Marian Wright Edelman und der Children’s Defense Fund
Forschungsprojekt von Britta Waldschmidt-Nelson
From Civil Rights to Children’s Rights:
A History of Marian Wright Edelman and the Children’s Defense Fund
Im Zentrum dieses Forschungsprojekts stehen die schwarze Bürgerrechtlerin Marian Wright Edelman und der von ihr 1973 gegründete Children Defense Fund (CDF), eine Organisation mit dem Ziel, durch Forschung, politisches Lobbying und soziale Hilfsprogramme zu einer nachhaltigen Verbesserung der Lebensbedingungen von Kindern und Jugendlichen in den USA beizutragen.[1]
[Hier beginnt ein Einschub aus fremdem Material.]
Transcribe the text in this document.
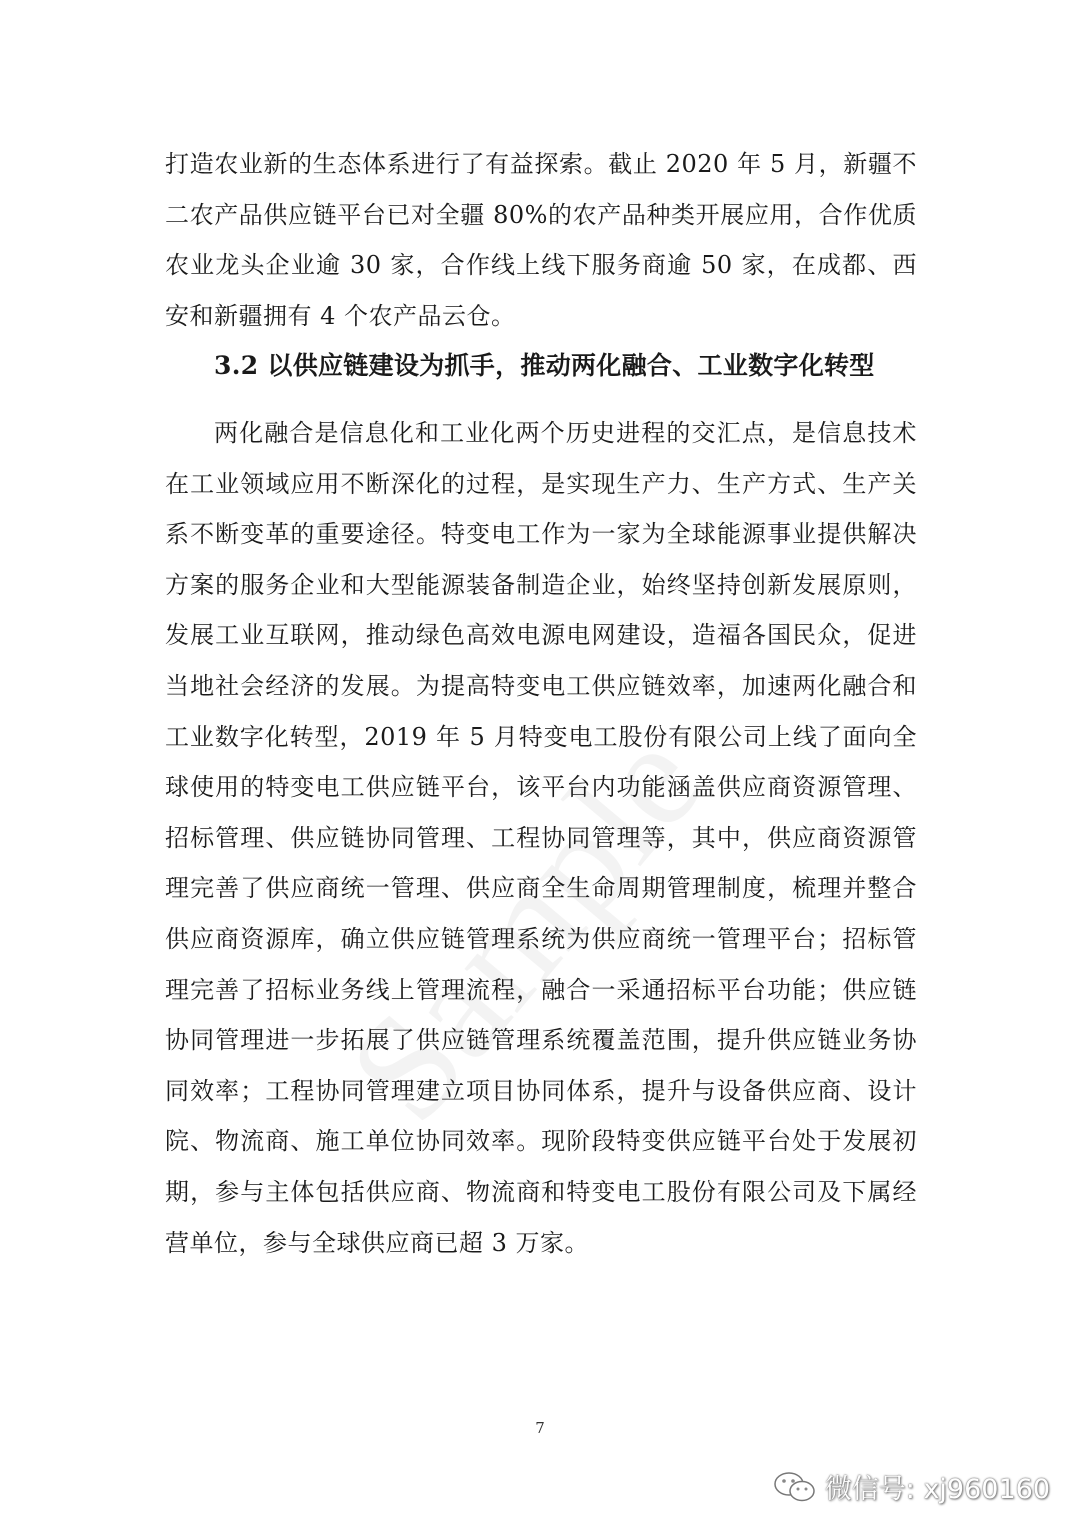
打造农业新的生态体系进行了有益探索。截止 2020 年 5 月，新疆不二农产品供应链平台已对全疆 80%的农产品种类开展应用，合作优质农业龙头企业逾 30 家，合作线上线下服务商逾 50 家，在成都、西安和新疆拥有 4 个农产品云仓。

3.2 以供应链建设为抓手，推动两化融合、工业数字化转型

两化融合是信息化和工业化两个历史进程的交汇点，是信息技术在工业领域应用不断深化的过程，是实现生产力、生产方式、生产关系不断变革的重要途径。特变电工作为一家为全球能源事业提供解决方案的服务企业和大型能源装备制造企业，始终坚持创新发展原则，发展工业互联网，推动绿色高效电源电网建设，造福各国民众，促进当地社会经济的发展。为提高特变电工供应链效率，加速两化融合和工业数字化转型，2019 年 5 月特变电工股份有限公司上线了面向全球使用的特变电工供应链平台，该平台内功能涵盖供应商资源管理、招标管理、供应链协同管理、工程协同管理等，其中，供应商资源管理完善了供应商统一管理、供应商全生命周期管理制度，梳理并整合供应商资源库，确立供应链管理系统为供应商统一管理平台；招标管理完善了招标业务线上管理流程，融合一采通招标平台功能；供应链协同管理进一步拓展了供应链管理系统覆盖范围，提升供应链业务协同效率；工程协同管理建立项目协同体系，提升与设备供应商、设计院、物流商、施工单位协同效率。现阶段特变供应链平台处于发展初期，参与主体包括供应商、物流商和特变电工股份有限公司及下属经营单位，参与全球供应商已超 3 万家。

7
微信号: xj960160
Für die Entstehungsgeschichte des CDF ist relevant, dass Edelman als Gründungsmitglied des Student Nonviolent Coordinating Committee (SNCC) zu den zentralen Führungspersönlichkeiten der Bürgerrechtsbewegung der 1960er Jahre zählte, 1965 als erste schwarze Frau die staatliche Anwaltsprüfung in Mississippi bestand und später Direktorin des NAACP Legal Defense and Educational Fund in Jackson, MS wurde. Neben der juristischen Arbeit engagierte sie sich auch beim Aufbau lokaler Hilfsorganisationen für Schwarze, wie der Child Development Group of Mississippi oder dem Head Start Programm, und knüpfte Kontakte zu Politikern in Washington, D.C., die ihre Arbeit unterstützten, darunter auch Senator Robert Kennedy. Im Herbst 1967 beteiligte sich Edelman an der Organisation der Poor People’s Campaign (PPC) und trug nach der Ermordung Martin Luther Kings im April 1968 entscheidend zu deren Realisierung bei, insbesondere als Liaison zwischen den Veranstaltern der PPC und den verschiedenen Regie-rungsbehörden. Aufgrund ihrer hierbei gemachten Erfahrungen kam sie zu der Überzeugung, dass man sich dem Ziel einer langfristigen Verbesserung der Situation notleidender Afro-amerikaner und anderer verarmter Bevölkerungsschichten in den USA nicht ohne den direkten Kontakt und eine konstruktive Zusammenarbeit mit den Regierungsinstitutionen in Washington, D.C. nähern könne.[2]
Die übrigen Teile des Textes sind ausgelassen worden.